Sample Mean Distribution Simulator

The Sampling Distribution of the Mean is one of the most powerful and elegant concepts in probability theory and statistical inference. It forms the theoretical foundation for understanding how sample statistics behave when drawn repeatedly from a population.

When we draw many random samples from a population, each sample produces its own mean. The distribution of these sample means follows predictable patterns governed by the Central Limit Theorem (CLT)—one of the cornerstones of modern statistics. Remarkably, regardless of the shape of the underlying population distribution, the distribution of sample means approaches a normal distribution as sample size increases.
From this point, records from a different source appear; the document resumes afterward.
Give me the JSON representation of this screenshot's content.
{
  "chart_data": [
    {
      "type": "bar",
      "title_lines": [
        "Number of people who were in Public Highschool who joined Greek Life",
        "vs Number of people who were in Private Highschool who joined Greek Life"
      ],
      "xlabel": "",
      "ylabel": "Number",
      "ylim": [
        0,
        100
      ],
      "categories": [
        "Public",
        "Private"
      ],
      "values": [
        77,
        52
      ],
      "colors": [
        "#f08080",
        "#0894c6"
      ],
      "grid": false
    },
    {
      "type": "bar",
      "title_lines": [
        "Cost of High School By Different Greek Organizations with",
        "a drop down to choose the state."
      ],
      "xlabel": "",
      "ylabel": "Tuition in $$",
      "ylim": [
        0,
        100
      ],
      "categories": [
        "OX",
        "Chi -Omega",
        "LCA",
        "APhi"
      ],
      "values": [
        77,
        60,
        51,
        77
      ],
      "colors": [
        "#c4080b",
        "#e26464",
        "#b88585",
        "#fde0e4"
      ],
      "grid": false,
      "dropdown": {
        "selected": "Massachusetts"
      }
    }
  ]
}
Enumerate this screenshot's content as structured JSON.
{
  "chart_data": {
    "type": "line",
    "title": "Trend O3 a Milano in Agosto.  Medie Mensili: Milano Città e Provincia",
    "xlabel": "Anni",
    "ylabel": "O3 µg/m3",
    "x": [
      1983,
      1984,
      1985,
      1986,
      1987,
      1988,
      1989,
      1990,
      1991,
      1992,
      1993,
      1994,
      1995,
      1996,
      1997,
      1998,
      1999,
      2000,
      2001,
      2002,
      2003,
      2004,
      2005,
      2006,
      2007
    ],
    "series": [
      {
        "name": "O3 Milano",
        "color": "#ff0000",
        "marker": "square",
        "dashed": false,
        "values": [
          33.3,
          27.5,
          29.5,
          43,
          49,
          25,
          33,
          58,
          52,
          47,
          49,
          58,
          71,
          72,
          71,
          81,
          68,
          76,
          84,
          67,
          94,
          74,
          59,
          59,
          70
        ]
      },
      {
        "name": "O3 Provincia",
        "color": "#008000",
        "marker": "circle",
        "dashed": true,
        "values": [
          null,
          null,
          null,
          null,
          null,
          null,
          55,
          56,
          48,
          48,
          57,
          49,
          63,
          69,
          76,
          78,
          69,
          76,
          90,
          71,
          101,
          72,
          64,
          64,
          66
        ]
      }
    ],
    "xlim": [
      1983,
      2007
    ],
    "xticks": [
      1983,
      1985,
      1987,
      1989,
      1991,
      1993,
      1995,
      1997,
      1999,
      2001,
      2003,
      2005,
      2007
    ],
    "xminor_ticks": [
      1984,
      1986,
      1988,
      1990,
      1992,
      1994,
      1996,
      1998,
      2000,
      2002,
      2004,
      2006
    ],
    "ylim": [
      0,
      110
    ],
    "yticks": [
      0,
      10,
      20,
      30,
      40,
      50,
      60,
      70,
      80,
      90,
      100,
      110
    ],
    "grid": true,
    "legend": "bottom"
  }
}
Core Concept: Given a population with mean μ and standard deviation σ, the sampling distribution of the mean has the following properties:

$$\text{Mean of sample means} = \mu$$

$$\text{Standard error} = \frac{\sigma}{\sqrt{n}}$$

where n is the sample size.

Your Task: Implement a function that simulates this fundamental statistical phenomenon. The function should:

1. Generate multiple independent random samples from a specified probability distribution
2. Compute the arithmetic mean of each individual sample
3. Return the grand mean (mean of all sample means)

Supported Distributions:

• Uniform Distribution: Sample from Uniform(0, 1) using np.random.uniform(0, 1, sample_size)
• Exponential Distribution: Sample from Exponential with scale=1 using np.random.exponential(1, sample_size)

The theoretical expectation is that as the number of samples increases, the grand mean should converge toward the true population mean:

• Uniform(0, 1): Expected mean = 0.5
• Exponential(scale=1): Expected mean = 1.0

Round the final result to 4 decimal places.